Two recent international sports events in German-speaking countries have attracted widespread international interest, not only among sport fans: the 2006 FIFA World Cup Germany™ and UEFA EURO 2008 in Austria and Switzerland.
During the planning phase of the FIFA World Cup, Germany was conscious of the fact that global sports events on that scale cannot but have an effect on the international image of the host country. Major sports events can therefore be used as a means of improving a nation's global image. This is exactly what Germany intended and went on to achieve. Now, in 2008, the year of the European championship in Austria and in Switzerland, an analysis has been presented about the influence it was hoped the FIFA World Cup would have, and what it did, in fact, achieve.
The paper shows how Germany was perceived by FIFA World Cup viewers and selected interviewees before the tournament began, how the World Cup was expected to contribute to changing Germany's image abroad, and how that changed in the course of the championship. In so doing, this report discusses the meaning of the term 'image' and Germany's reputation in other countries. The report outlines the kind of stereotypical expectations people coming to Germany had as far as the country and its inhabitants were concerned, how such stereotypes developed, and what potential there was to change them. The analysis shows that today's mass sports events are ideal platforms for significantly improving the reputation of a country on a global level.
Pressing home the advantage
The paper also gives an overview of how the German government, the Local Organising Committee and other stakeholders sought to make use of the event for public relations purposes. On the basis of media reports from all over the world, it analyses the views journalists had of Germany when they started their reports and then shows how the image reflected in those reports changed in the course of the tournament. These findings are then compared with data compiled by FIFA and the German tourist board (DZT), based on international research they had commissioned on four continents (except Australia). Those findings are then complemented by research carried out by one of the authors of this paper in Australia. This additional research was initially intended to evaluate whether the messages from Germany would reach as far as down under and secondly, whether the reports from the Australian media would differ from those of the fans who actually travelled to Germany for the FIFA World Cup.

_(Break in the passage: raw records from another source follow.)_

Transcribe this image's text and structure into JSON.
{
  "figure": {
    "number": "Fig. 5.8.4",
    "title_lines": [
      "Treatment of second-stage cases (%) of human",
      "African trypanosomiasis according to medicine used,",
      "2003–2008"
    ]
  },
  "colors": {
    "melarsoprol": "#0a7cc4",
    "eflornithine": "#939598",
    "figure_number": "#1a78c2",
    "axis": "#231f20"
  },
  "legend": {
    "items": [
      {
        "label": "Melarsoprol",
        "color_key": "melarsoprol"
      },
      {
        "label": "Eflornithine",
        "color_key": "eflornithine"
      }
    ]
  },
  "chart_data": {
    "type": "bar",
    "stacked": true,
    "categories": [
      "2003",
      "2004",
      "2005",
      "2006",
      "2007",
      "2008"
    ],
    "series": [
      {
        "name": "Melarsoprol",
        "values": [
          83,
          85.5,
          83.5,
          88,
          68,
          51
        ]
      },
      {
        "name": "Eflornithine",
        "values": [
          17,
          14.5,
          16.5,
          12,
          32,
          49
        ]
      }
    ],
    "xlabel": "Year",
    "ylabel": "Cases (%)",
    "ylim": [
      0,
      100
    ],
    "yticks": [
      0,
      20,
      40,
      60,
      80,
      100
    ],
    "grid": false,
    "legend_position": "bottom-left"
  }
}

The core questions addressed in this paper are: what were the main elements of Germany's image before the FIFA World Cup began, as reflected by the media and the people interviewed in Australia, which of them remained more or less unchanged during the event, and which were altered and possible reasons why.
In short, the answer is that Sporting events on the scale of the FIFA World Cup are capable of significantly changing a country's global reputation and planned and intensive communication in the course of such an event is an effective tool for developing a positive national image globally.